In [1]:
%load_ext autoreload
%autoreload 2
import sys
from pathlib import Path
sys.path.insert(1, str(Path.cwd().parent))
str(Path.cwd().parent)

'c:\\Users\\jaesc2\\GitHub\\skforecast'

In [2]:
from typing import Union
import numpy as np
import pandas as pd

In [3]:

def exog_to_direct_old(
    exog: Union[pd.Series, pd.DataFrame],
    steps: int
)-> pd.DataFrame:
    """
    Transforms `exog` to a pandas DataFrame with the shape needed for Direct
    forecasting.
    
    Parameters
    ----------
    exog : pandas Series, pandas DataFrame
        Exogenous variables.

    steps : int.
        Number of steps that will be predicted using exog.

    Returns 
    -------
    exog_transformed : pandas DataFrame
        Exogenous variables transformed.
    
    """

    if not isinstance(exog, (pd.Series, pd.DataFrame)):
        raise TypeError(f"`exog` must be a pandas Series or DataFrame. Got {type(exog)}.")
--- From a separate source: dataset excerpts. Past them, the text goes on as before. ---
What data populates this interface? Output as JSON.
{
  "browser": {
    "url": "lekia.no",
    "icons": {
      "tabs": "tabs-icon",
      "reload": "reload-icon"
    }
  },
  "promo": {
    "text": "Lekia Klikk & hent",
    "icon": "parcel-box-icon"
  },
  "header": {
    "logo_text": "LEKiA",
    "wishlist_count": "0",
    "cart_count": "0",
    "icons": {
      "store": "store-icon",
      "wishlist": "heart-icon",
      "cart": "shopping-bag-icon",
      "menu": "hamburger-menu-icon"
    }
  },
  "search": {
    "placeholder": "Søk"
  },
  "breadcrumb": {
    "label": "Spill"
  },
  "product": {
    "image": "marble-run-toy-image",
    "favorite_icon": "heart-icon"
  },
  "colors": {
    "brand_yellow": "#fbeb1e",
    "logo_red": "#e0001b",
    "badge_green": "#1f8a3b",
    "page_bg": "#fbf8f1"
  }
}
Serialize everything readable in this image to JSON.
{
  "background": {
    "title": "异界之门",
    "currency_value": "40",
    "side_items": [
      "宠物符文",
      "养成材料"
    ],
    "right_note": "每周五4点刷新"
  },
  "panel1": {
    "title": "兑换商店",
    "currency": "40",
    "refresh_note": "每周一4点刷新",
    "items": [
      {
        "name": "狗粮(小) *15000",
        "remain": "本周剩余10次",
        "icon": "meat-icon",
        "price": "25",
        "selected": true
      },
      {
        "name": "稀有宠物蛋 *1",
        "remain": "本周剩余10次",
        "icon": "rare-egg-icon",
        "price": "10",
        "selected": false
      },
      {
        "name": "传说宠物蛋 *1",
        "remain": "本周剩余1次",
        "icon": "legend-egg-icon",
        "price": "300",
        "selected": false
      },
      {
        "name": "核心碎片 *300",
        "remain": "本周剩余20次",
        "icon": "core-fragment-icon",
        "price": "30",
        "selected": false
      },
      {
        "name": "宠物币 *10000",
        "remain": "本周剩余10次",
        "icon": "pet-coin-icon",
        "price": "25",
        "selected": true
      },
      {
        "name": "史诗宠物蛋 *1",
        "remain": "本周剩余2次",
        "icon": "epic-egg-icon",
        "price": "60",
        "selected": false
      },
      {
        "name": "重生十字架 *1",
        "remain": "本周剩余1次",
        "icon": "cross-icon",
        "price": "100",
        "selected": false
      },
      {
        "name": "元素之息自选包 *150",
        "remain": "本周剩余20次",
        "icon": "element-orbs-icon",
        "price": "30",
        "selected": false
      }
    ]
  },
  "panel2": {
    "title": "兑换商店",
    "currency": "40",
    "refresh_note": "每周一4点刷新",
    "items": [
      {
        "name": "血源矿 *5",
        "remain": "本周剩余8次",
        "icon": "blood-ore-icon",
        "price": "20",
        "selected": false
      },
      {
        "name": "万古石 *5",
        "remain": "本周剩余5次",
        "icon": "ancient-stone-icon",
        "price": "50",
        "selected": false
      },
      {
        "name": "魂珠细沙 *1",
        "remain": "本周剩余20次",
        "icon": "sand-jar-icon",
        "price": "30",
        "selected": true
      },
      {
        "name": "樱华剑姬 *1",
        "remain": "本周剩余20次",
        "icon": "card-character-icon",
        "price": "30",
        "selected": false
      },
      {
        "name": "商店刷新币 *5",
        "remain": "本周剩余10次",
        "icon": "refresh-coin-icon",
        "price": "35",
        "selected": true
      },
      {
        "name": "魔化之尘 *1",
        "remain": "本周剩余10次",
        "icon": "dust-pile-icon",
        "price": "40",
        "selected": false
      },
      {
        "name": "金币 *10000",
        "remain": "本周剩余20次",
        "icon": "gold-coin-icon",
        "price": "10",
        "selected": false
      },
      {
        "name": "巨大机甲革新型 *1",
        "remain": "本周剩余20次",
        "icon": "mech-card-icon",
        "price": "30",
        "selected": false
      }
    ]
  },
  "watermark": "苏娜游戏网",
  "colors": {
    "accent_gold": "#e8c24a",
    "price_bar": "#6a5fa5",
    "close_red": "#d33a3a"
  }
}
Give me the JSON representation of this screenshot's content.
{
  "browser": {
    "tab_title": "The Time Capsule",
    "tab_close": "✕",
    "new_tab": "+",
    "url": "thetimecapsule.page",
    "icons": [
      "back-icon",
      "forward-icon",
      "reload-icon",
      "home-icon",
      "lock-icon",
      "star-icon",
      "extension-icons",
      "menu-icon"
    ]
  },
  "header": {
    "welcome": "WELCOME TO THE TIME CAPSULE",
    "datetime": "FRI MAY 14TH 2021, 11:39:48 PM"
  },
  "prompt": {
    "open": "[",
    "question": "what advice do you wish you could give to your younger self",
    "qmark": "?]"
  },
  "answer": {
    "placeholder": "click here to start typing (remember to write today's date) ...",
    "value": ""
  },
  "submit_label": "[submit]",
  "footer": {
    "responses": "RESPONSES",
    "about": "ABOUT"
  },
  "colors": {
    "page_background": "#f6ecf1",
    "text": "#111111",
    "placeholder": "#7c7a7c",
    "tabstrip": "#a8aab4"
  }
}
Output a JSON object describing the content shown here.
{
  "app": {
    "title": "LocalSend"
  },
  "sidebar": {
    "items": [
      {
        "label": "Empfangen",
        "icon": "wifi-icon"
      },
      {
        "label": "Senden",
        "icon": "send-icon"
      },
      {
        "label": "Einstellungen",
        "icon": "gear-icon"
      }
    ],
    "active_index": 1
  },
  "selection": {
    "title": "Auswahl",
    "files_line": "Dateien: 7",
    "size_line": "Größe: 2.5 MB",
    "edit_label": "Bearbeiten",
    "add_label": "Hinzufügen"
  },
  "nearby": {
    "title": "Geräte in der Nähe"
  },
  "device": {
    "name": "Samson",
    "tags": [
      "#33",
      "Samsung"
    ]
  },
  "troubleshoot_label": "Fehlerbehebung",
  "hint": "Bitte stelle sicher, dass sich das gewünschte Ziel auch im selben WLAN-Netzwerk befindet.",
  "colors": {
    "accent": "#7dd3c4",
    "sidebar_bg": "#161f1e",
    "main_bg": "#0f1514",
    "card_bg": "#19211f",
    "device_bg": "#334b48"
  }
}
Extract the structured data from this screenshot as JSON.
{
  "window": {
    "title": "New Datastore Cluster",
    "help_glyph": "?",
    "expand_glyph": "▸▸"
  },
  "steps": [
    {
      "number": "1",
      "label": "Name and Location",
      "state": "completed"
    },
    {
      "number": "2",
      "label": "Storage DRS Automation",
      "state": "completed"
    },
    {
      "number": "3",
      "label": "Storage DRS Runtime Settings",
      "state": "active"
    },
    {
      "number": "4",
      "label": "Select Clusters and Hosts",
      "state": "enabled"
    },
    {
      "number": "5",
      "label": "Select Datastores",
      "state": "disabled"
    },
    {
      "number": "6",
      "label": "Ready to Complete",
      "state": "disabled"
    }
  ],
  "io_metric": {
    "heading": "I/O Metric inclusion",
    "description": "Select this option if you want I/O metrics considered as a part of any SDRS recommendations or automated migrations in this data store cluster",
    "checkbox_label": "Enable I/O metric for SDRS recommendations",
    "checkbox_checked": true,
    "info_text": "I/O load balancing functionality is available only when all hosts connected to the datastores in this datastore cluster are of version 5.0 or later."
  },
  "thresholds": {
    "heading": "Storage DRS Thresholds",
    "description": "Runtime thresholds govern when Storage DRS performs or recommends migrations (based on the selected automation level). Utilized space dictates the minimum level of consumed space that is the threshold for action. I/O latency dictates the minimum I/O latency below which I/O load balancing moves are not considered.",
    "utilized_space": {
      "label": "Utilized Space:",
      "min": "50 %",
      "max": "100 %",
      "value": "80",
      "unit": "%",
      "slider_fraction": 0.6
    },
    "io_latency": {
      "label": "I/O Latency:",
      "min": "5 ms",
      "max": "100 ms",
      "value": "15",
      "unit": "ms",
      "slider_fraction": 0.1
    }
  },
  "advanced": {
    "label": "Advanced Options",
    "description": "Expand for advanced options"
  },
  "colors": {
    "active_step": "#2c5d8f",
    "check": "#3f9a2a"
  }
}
    if isinstance(exog, pd.Series):
        exog = exog.to_frame()

    len_columns = len(exog)
    exog_idx = exog.index
    exog_transformed = []
    for column in exog.columns:

        exog_column_transformed = [
            (exog[column].iloc[i : len_columns - (steps - 1 - i)]).reset_index(drop=True)
            for i in range(steps)
        ]
        exog_column_transformed = pd.concat(exog_column_transformed, axis=1)
        exog_column_transformed.columns = [f"{column}_step_{i+1}" for i in range(steps)]

        exog_transformed.append(exog_column_transformed)

    if len(exog_transformed) > 1:
        exog_transformed = pd.concat(exog_transformed, axis=1)
    else:
        exog_transformed = exog_column_transformed

    exog_transformed.index = exog_idx[-len(exog_transformed):]

    return exog_transformed
	

def exog_to_direct_new(
    exog: pd.DataFrame,
    steps: int
)-> pd.DataFrame:
    """
    """
    if not isinstance(exog, (pd.Series, pd.DataFrame)):
        raise TypeError(f"`exog` must be a pandas Series or DataFrame. Got {type(exog)}.")

    if isinstance(exog, pd.Series):
        exog = exog.to_frame()

    n_rows = len(exog)
    exog_idx = exog.index
    exog_transformed = []

    for i in range(steps):

        exog_column_transformed = exog.iloc[i : n_rows - (steps - 1 - i), ]
        exog_column_transformed.index = pd.RangeIndex(len(exog_column_transformed))
        exog_column_transformed.columns = [f"{col}_step_{i+1}" for col in exog_column_transformed.columns]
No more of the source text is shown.